(Thanks to Giuseppe Mauriello for finding this deck)
Dilbert characters are talking about content curation.. Scoop.It one of the premiere content creation tools is now out beta. In my own curation of content, I’m discovering many more content curators out there. Everyone can be a content curator!
That prompted Robin Good, a master curator, to ask “How do we distinguish good curation from bad?” As someone who is leading workshops on the topic of content curation for nonprofits, this is a very important question. Robin gives us a great checklist of skills. If you follow his content curation activity, you’ll know that he practices what he preaches.
• Optimizes
• Edits
• Formats
• Selects
• Excerpts
• Writes
• Classifies
• Links
• Personalizes
• Vets
• Credits
• Filters
• Taps
• Suggests
• Searches
• Scouts
• Hacks Filters and Searches
• Is Transparent
• Recommends
• Crowdsources
One best practice of good curators that Robin identifies and that I find very useful in my own curation practice, is to have a small group of trusted curators on your topic that you follow.

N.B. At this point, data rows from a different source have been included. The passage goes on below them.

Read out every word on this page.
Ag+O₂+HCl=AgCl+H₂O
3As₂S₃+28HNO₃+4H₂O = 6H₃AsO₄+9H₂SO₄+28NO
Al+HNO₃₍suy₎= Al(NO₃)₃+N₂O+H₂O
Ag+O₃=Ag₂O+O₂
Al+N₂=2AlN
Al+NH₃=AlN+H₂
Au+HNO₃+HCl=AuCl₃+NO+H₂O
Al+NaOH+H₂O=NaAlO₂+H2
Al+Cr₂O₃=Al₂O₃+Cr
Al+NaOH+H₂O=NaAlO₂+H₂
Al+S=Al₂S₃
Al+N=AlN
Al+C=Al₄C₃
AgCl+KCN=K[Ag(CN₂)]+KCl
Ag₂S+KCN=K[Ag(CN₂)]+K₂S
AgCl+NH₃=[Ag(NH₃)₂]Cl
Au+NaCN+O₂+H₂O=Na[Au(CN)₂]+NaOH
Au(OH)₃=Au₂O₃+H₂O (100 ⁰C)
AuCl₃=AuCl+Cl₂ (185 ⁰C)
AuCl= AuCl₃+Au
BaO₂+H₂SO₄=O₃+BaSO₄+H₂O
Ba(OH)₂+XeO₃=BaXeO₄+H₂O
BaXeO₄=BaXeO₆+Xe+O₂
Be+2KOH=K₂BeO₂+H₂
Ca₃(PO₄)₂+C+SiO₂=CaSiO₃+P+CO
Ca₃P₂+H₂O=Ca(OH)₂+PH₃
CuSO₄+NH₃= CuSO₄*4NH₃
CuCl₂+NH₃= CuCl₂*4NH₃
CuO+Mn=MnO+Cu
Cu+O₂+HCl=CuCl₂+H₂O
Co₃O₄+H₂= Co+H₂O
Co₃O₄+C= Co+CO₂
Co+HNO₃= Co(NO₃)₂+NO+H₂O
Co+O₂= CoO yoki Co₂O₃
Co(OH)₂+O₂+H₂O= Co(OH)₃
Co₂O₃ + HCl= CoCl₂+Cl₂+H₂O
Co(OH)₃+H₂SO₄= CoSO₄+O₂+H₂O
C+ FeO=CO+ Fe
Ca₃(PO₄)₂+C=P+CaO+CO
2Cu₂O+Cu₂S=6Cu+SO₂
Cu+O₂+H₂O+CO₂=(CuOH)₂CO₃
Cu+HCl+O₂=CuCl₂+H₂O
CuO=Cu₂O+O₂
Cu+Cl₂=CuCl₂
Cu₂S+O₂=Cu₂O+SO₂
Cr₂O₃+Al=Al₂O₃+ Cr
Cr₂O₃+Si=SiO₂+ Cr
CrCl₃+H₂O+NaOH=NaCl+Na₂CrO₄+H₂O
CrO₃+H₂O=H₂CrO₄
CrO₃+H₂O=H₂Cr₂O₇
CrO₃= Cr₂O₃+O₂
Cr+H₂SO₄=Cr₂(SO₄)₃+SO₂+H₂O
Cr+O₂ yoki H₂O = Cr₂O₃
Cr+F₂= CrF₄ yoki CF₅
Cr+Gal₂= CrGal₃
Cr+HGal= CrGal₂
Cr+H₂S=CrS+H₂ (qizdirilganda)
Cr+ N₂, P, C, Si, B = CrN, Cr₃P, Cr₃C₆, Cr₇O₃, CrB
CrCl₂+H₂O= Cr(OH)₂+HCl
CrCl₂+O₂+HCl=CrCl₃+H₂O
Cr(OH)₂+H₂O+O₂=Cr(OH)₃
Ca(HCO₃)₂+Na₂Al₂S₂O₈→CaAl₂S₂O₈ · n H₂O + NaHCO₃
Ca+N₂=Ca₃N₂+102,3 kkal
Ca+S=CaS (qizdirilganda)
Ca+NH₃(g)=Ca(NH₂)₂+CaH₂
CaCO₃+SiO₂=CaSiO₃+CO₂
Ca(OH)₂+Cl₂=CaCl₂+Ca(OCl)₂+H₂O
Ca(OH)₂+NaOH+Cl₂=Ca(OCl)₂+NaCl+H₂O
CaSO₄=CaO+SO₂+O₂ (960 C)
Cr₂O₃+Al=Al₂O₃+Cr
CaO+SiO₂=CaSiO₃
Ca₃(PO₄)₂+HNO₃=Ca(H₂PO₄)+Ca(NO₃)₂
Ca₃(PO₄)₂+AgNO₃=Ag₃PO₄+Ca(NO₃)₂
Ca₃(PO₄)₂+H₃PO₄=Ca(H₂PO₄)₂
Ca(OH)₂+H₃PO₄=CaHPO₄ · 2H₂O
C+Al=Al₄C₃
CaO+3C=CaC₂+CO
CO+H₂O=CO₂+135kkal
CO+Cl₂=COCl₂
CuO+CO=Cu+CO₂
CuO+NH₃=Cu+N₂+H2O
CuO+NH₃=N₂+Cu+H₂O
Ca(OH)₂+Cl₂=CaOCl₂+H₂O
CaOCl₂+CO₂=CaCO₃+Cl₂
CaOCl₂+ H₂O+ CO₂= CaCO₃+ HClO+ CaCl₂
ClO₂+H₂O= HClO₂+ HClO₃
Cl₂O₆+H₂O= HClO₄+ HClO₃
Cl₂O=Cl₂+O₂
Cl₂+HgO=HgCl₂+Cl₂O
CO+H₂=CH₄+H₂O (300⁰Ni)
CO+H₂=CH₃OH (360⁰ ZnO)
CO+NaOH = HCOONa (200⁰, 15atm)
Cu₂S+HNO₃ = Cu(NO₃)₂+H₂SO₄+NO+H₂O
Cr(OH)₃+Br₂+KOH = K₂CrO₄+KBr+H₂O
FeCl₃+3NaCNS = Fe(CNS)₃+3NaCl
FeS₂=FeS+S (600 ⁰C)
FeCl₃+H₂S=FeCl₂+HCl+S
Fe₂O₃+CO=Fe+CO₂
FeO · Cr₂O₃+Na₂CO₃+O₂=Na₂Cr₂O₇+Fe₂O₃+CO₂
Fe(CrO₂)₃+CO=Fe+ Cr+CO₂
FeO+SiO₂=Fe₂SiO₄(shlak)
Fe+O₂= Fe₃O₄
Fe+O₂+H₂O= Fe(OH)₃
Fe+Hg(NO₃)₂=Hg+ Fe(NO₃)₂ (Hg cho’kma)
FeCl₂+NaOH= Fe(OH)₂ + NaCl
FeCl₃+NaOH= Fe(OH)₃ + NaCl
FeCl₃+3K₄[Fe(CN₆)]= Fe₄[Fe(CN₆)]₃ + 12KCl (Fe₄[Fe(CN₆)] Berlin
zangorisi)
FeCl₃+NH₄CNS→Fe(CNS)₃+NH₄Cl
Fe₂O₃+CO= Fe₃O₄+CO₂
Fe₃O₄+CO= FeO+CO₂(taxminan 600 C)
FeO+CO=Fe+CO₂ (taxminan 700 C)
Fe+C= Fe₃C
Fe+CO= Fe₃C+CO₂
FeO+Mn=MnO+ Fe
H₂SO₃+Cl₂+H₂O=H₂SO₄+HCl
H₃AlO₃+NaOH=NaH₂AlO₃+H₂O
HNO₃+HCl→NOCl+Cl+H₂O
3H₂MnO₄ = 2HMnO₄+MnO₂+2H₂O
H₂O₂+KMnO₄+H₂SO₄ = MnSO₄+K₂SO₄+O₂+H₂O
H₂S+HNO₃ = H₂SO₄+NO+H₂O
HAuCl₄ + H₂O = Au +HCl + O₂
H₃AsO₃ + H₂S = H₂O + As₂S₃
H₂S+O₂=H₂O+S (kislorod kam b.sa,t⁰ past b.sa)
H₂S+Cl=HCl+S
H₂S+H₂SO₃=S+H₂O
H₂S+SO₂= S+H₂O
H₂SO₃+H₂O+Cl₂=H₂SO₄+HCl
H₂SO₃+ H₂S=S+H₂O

Both Robin Good, Giuseppe Mauriello, and Janl Gordon are two of a handful curators in my “curated circle of the wise.” Janl adds her thoughts to what makes good curation, riffing off of Robin’s post.
I think a great curator is a good listener and a keen observer who selects content that “speaks to the audience’s listening”. Paying attention to this and fine tuning your approach takes a lot of work but it’s worth it. I’m inserting a direct quote from Robin:
“One point: I believe that curators, as I see them, should rarely if ever be driven by analytics data or statistics but to their personal experience and viewpoint. Their goal is not in fact to go after the broadest and most numerous audience but have the humbleness and vision to serve a very specific need and tribe.” If you’re passionate and knowledgable about the topic you’re curating, and you are committed to serving your readers, you will be great.
I’m not sure that I agree that data or analytics are not important, but I don’t think curation decisions should be 100% powered by your gut if your curation is being done to support nonprofit goals. I feel that intelligent use of data can be used to measure one’s effectiveness. There is a distinction between being data-driven and data-informed.
Robin also defines what bad curation is or as he terms it – “shallow” where the main goal is to republish selected content with the minimum effort and time, are going to be effective only for the very short term. As soon as quality, value-creation creators start to emerge and gain authority, the gap between them and the others will be very hard to fill.
Robin curated this YouTube Video a few weeks ago on his content curation scoopit collection. In eight minutes, it explains what quality curation is. If you’re looking to improve your content curation skills, here’s my curated instructional collection.
Does your nonprofit use content curation? How?